6. Don't coddle me because I'm a girl: "Don't assume I don't like whiskey or that I don't know anything about cars because I'm a girl.

Now, I happen to hate whiskey and know next to nothing about cars -- but I don't like you assuming this is true. Doing so makes you look closed-minded and occasionally misogynistic. Get to know me before you jump to conclusions -- I'm smart, sarcastic, sweet, well-meaning, unsure, and racy. Yes, some of those are paradoxical. Hi. Have you met me? I'm a woman."

So, this woman basically implies that her gender doesn't make a lot of sense here. She's really beginning to make a great case for guys to walk on over and hit on her, isn't she? Let's see where her mind wanders to next...


5. Don't make fun of my friends: "Plus, I live and die by my friends. I'm fiercely loyal and you trying to dis them isn't going to earn you any favors -- in fact, you'll be lucky to emerge unscathed. My wit is as sharp as the talons I wear on these dainty little feet of mine, and you don't want to be on the receiving end of either one."

I find this difficult to believe. Since she was alive enough to write this article, I have a difficult time believing she "lives" and "dies" by her friends. This is hypothetically possible, of course. However, since I'm not Mr. Cleo (if there even is one), I am unable to see into this young lady's future, outside of the fact it appears as if she may become an ultimate fighter before too terribly long. Remind me to wear a helmet, cup, and pads all over my body if I ever bump into her.


4. Don't leave your sexuality at the door: "The truth is, you making me feel comfortable will usually make me so 'comfortable' that I miss the fact that you're dtf. Because when you act all buddy buddy with me, I assume you just want to be my buddy.

Nobody wants to fu*k Mr. Nice Guy. So stop being him if you want to fu*k."

Ah, I see. Well, call it a hunch, but I'm guessing most "nice guys" wouldn't want to f**k this writer in the first place, especially after reading that her "wit is as sharp as the talons I wear on these dainty little feet of mine, and you don't want to be on the receiving end of either one." That deserves a "thanks, but no thanks" from most nice guys.


3. Don't try to make me laugh: "It's not that I don't want you to make me laugh -- it's that I don't want you to try to make me laugh."

Okay. Let me get this straight here. The title of this gem is, "Don't try to make me laugh." The writer then states, "It's not that I don't want you to make me laugh -- it's that I don't want you to try to make me laugh." Fascinating.


2. Don't be cocky: "I don't care if you bench 300 lbs, hang out with famous people, or pick up models."

Well, if a guy can bench 300 lbs., chances are he could pick up most models, even of the plus-size variety...

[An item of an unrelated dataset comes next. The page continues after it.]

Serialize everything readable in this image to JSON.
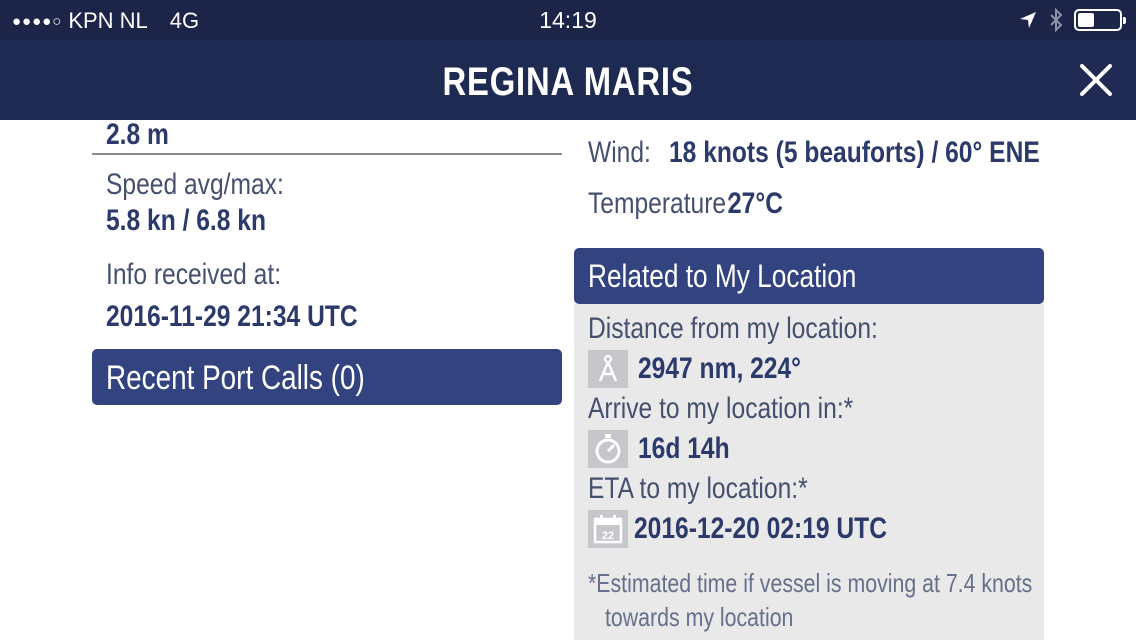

1. Don't take it personally if I say no: "You could avoid all nine of these other tips and still get shut down. It happens all the time. And it sucks -- I'm not going to sugarcoat that. In fact, I have mad respect for men who hit on women -- you're 20 times better than the guy who stands in the corner and does nothing. Even if you do everything wrong, I salute you for being a man."

Being a man, eh? What does it take to be a man anyway? Perhaps this angry lady should concoct a top ten list on what it takes to be a man. Judging by her list in this article, I'm not sure what to expect.

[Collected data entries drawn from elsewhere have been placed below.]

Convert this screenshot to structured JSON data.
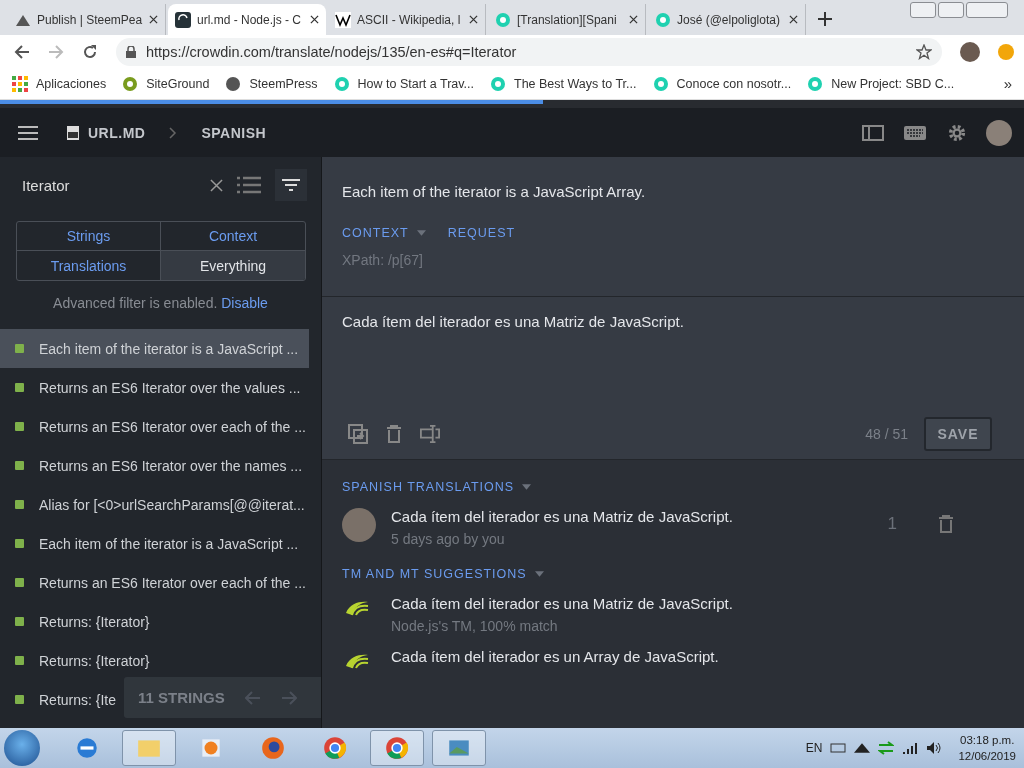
{
  "browser": {
    "tabs": [
      {
        "title": "Publish | SteemPea",
        "selected": false
      },
      {
        "title": "url.md - Node.js - C",
        "selected": true
      },
      {
        "title": "ASCII - Wikipedia, l",
        "selected": false
      },
      {
        "title": "[Translation][Spani",
        "selected": false
      },
      {
        "title": "José (@elpoliglota)",
        "selected": false
      }
    ],
    "url": "https://crowdin.com/translate/nodejs/135/en-es#q=Iterator",
    "bookmarks": [
      {
        "label": "Aplicaciones"
      },
      {
        "label": "SiteGround"
      },
      {
        "label": "SteemPress"
      },
      {
        "label": "How to Start a Trav..."
      },
      {
        "label": "The Best Ways to Tr..."
      },
      {
        "label": "Conoce con nosotr..."
      },
      {
        "label": "New Project: SBD C..."
      }
    ],
    "more": "»",
    "page_load": {
      "level": 0.53
    }
  },
  "header": {
    "file": "URL.MD",
    "language": "SPANISH"
  },
  "sidebar": {
    "search": "Iterator",
    "filters": [
      {
        "label": "Strings",
        "selected": false
      },
      {
        "label": "Context",
        "selected": false
      },
      {
        "label": "Translations",
        "selected": false
      },
      {
        "label": "Everything",
        "selected": true
      }
    ],
    "note": "Advanced filter is enabled.",
    "note_link": "Disable",
    "strings": [
      {
        "text": "Each item of the iterator is a JavaScript ...",
        "selected": true
      },
      {
        "text": "Returns an ES6 Iterator over the values ...",
        "selected": false
      },
      {
        "text": "Returns an ES6 Iterator over each of the ...",
        "selected": false
      },
      {
        "text": "Returns an ES6 Iterator over the names ...",
        "selected": false
      },
      {
        "text": "Alias for [<0>urlSearchParams[@@iterat...",
        "selected": false
      },
      {
        "text": "Each item of the iterator is a JavaScript ...",
        "selected": false
      },
      {
        "text": "Returns an ES6 Iterator over each of the ...",
        "selected": false
      },
      {
        "text": "Returns: {Iterator}",
        "selected": false
      },
      {
        "text": "Returns: {Iterator}",
        "selected": false
      },
      {
        "text": "Returns: {Ite",
        "selected": false
      }
    ],
    "count": "11 STRINGS"
  },
  "editor": {
    "source": "Each item of the iterator is a JavaScript Array.",
    "context": "CONTEXT",
    "request": "REQUEST",
    "xpath": "XPath: /p[67]",
    "translation": "Cada ítem del iterador es una Matriz de JavaScript.",
    "counter": "48 / 51",
    "save": "SAVE"
  },
  "translations": {
    "heading": "SPANISH TRANSLATIONS",
    "items": [
      {
        "text": "Cada ítem del iterador es una Matriz de JavaScript.",
        "meta": "5 days ago by you",
        "votes": "1"
      }
    ]
  },
  "suggestions": {
    "heading": "TM AND MT SUGGESTIONS",
    "items": [
      {
        "text": "Cada ítem del iterador es una Matriz de JavaScript.",
        "meta": "Node.js's TM, 100% match"
      },
      {
        "text": "Cada ítem del iterador es un Array de JavaScript."
      }
    ]
  },
  "taskbar": {
    "lang": "EN",
    "time": "03:18 p.m.",
    "date": "12/06/2019"
  }
}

So, okay guys, when hitting on Ms. Curtin, you mustn't be nice, but can't be cocky either. You must not try to make her laugh, well, kind of. Similarly, you can't lead with your money, even though it means something to her, so it could still be effective in a way. You can't be negative about anyone or anything, even though it's inevitable that everyone "sucks" in a way and part of the fun is discovering that "suckiness" of a person. Don't touch her much even if she touches you. Also, don't hold it against her that she's a woman and doesn't make any sense apparently (as she implied about her gender). Lastly, if she turns you down, be a "man" about it, smile from ear to ear, thank her for the lovely conversation most likely about kicking men in the balls, and say, "I hope we can be friends."

Yeah, oddly enough, this same author wrote an article not too long ago, entitled, "Why I'm Not Married." I'm thinking she could have just copied this top ten list, pasted it underneath that title, and it'd give readers a pretty good idea of why she's still single.